S3E: Self-Supervised State Estimation for Radar-Inertial System¶

Conference: ICCV 2025 arXiv: 2509.25984 Code: Not released Area: 3D Vision Keywords: millimeter-wave radar, IMU fusion, self-supervised learning, state estimation, radar spectrum

TL;DR¶

S3E is proposed as the first method to achieve complementary self-supervised state estimation from radar signal spectra and inertial data, leveraging a rotation-based cross-fusion technique to enhance spatial structural information under limited angular resolution.

Background & Motivation¶

State of the Field¶

Millimeter-wave radar offers unique reliability under adverse conditions (fog/rain/snow), yet existing approaches face the following challenges:

Sparse point clouds: Point clouds extracted by CFAR detectors are sparse and contaminated by ghost points.

Multipath effects: High reflective power generates false-positive "ghost points."

Limited angular resolution: Single-chip radar antennas have a small antenna count.

Key motivations:

Limitations of Prior Work¶

The richer range-azimuth spectrum (RAS) should replace sparse point clouds as the primary representation.

Root Cause¶

Radar provides exteroceptive sensing (compensating IMU drift), while IMU provides proprioceptive sensing (distilling motion-consistent landmarks).

Starting Point¶

The rotational component manifests as a linear shift along the azimuth axis in the RAS.

Method¶

Rotation-based Cross Fusion¶

A core finding is that the displacement of the dominant energy between consecutive RAS frames is determined by the rotational component.
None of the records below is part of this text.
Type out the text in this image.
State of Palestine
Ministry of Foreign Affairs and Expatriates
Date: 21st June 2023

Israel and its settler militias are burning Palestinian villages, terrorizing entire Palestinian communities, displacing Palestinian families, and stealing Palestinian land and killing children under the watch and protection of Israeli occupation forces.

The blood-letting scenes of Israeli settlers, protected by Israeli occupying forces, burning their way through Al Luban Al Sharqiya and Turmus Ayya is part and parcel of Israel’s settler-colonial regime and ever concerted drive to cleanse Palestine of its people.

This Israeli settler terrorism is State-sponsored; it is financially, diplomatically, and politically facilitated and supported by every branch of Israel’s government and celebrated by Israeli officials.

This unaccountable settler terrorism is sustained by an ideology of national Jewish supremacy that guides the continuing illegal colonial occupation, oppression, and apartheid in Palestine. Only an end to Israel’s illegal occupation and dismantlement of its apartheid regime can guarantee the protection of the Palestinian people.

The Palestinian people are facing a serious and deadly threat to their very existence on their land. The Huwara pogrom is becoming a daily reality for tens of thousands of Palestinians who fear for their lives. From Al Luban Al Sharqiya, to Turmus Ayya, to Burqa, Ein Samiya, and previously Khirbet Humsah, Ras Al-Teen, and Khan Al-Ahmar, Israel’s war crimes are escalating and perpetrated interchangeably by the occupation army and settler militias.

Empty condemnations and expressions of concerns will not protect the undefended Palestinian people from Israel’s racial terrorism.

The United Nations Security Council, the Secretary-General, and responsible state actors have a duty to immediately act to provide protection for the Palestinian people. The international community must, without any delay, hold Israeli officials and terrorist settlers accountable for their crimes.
Shifting the peak power of frame $k$ linearly along the azimuth by the rotation angle $\vartheta$ aligns its peak with that of frame $k+1$.
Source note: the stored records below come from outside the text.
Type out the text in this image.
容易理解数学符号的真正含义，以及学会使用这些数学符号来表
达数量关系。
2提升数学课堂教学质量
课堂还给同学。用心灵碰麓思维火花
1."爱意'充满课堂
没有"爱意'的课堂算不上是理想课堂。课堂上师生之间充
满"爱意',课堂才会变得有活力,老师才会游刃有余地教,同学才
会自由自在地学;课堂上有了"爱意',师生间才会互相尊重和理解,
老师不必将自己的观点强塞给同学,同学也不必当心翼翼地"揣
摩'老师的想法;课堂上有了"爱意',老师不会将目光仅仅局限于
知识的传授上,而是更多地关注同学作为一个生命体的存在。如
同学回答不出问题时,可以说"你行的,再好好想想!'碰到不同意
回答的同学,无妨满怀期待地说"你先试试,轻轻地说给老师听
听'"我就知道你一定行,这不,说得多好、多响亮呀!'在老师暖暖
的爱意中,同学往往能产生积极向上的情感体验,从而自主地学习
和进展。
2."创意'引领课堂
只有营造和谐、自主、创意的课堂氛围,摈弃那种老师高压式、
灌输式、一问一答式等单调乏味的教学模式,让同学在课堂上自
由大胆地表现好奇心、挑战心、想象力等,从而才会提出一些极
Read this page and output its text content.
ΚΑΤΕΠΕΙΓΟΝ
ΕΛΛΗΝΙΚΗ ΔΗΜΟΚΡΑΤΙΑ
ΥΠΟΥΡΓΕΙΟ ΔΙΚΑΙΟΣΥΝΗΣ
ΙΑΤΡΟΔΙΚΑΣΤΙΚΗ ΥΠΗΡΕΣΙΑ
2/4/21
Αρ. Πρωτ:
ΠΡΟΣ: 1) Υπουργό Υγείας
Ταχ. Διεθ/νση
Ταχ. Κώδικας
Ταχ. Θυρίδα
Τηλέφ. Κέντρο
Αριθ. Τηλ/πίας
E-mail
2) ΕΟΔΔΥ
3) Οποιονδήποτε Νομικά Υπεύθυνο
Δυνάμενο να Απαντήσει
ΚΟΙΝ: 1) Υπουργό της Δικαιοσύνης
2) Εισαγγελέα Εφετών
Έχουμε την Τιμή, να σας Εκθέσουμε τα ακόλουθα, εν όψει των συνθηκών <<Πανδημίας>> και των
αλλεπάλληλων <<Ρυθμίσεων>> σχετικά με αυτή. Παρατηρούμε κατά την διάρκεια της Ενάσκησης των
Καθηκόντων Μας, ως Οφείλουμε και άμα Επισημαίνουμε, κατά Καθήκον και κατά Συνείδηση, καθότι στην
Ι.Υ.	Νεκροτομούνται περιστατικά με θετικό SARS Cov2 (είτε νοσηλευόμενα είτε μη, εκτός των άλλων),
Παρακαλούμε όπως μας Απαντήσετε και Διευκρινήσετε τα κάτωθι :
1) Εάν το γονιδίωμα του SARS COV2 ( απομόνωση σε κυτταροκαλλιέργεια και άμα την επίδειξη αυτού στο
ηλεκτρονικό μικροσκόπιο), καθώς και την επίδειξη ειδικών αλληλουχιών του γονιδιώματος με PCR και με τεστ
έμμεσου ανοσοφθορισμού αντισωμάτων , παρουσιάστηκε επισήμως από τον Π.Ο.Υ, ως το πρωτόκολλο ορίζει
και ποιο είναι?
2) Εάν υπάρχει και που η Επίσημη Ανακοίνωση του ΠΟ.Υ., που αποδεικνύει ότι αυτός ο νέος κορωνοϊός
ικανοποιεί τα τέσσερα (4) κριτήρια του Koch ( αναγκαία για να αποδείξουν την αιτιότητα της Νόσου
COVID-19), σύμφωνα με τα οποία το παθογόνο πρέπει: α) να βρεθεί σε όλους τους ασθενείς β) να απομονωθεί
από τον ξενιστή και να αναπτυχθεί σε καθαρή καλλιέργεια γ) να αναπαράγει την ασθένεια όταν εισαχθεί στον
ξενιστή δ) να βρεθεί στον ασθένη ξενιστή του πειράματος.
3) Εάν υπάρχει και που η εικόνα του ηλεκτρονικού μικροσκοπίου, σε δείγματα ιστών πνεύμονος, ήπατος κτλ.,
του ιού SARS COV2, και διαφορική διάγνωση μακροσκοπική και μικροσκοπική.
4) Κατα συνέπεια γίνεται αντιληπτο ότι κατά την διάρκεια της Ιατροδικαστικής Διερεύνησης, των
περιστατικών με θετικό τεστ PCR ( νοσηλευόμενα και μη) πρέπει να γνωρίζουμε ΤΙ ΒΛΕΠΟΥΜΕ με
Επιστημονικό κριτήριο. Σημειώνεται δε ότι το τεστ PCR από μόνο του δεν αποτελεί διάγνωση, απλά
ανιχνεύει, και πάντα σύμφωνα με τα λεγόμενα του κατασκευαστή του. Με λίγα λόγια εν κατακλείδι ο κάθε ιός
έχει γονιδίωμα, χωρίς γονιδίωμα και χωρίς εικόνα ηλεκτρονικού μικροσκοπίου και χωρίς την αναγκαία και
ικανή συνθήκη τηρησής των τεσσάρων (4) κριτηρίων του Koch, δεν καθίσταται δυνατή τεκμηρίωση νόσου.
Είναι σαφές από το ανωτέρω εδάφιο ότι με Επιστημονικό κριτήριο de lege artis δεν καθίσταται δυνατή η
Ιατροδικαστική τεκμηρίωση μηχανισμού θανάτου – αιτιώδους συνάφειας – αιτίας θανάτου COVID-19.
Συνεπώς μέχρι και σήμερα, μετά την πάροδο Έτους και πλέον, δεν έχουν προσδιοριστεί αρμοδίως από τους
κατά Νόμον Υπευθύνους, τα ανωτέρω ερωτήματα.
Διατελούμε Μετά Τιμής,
The inter-frame rotation $\boldsymbol{q}_{k+1}^k$ is obtained via IMU pre-integration and used to augment the RAS:

\[\boldsymbol{M}_{k+1}^k = \text{Softmax}\left(-\frac{(\mathbf{1}\boldsymbol{\eta}^T - \vartheta\mathbf{11}^T - \boldsymbol{\eta}\mathbf{1}^T)^2}{\kappa}\right) \cdot \boldsymbol{M}_k\]

\[\boldsymbol{M}_{k+1}' = \boldsymbol{M}_{k+1}^k \oplus \boldsymbol{M}_{k+1}\]
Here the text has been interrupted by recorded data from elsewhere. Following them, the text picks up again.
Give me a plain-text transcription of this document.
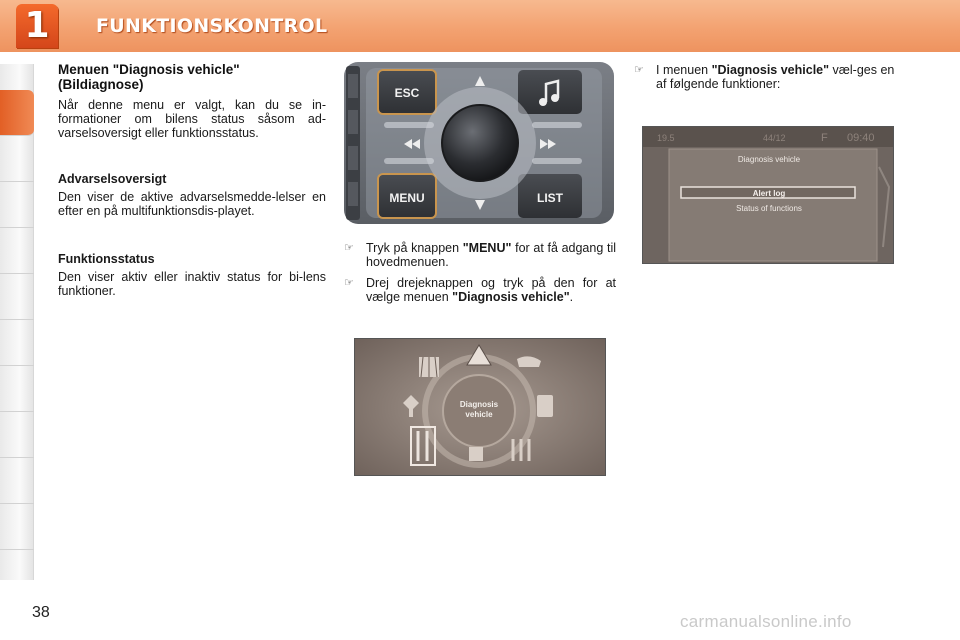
1	FUNKTIONSKONTROL
Menuen "Diagnosis vehicle" (Bildiagnose)
Når denne menu er valgt, kan du se in-formationer om bilens status såsom ad-varselsoversigt eller funktionsstatus.
Advarselsoversigt
Den viser de aktive advarselsmedde-lelser en efter en på multifunktionsdis-playet.
Funktionsstatus
Den viser aktiv eller inaktiv status for bi-lens funktioner.
ESC
MENU	LIST
☞ Tryk på knappen "MENU" for at få adgang til hovedmenuen.
☞ Drej drejeknappen og tryk på den for at vælge menuen "Diagnosis vehicle".
Diagnosis
vehicle
☞ I menuen "Diagnosis vehicle" væl-ges en af følgende funktioner:
19.5	44/12	F 09:40
Diagnosis vehicle
Alert log
Status of functions
38	carmanualsonline.info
Consistent Landmark Extractor¶

A U-Net-based multi-head architecture is employed: - Location head: Outputs detection scores $L \in \mathbb{R}^{H \times W}$ and extracts sub-pixel positions. - Score head: Produces normalized confidence weights to suppress ghost point influence. - Descriptor head: Generates 248-dimensional features for cross-frame landmark matching.

Sub-pixel positions are computed via Softmax weighting: $$u_k = \sum_{(i,j) \in \mathcal{U}_k} u_{ij}[\text{Softmax}(L_{\mathcal{U}_k})]_{ij}$$

Differentiable Velocity Estimation¶

An overdetermined system is established using the cosine constraint between the Doppler velocity of static landmarks and the vehicle velocity:

\[-\begin{bmatrix} v_1^r \\ \vdots \\ v_N^r \end{bmatrix} = \begin{bmatrix} \cos\alpha_1 & \sin\alpha_1 \\ \vdots & \vdots \\ \cos\alpha_N & \sin\alpha_N \end{bmatrix} \begin{bmatrix} v^R\cos\beta \\ v^R\sin\beta \end{bmatrix}\]

The system is solved via differentiable least squares: $(\mathbf{G}^T\mathbf{G})^{-1}\mathbf{G}^T\mathbf{B}$

Self-Supervised Loss¶

Three constraints are jointly optimized: - Geometric constraint $\mathcal{L}_1$: Landmark pairs satisfy the IMU transformation matrix. - Kinematic constraint $\mathcal{L}_2$: Static landmarks satisfy the Doppler cosine constraint. - Velocity alignment $\mathcal{L}_3$: Velocities observed via IMU and radar are consistent with the transformation-derived velocity.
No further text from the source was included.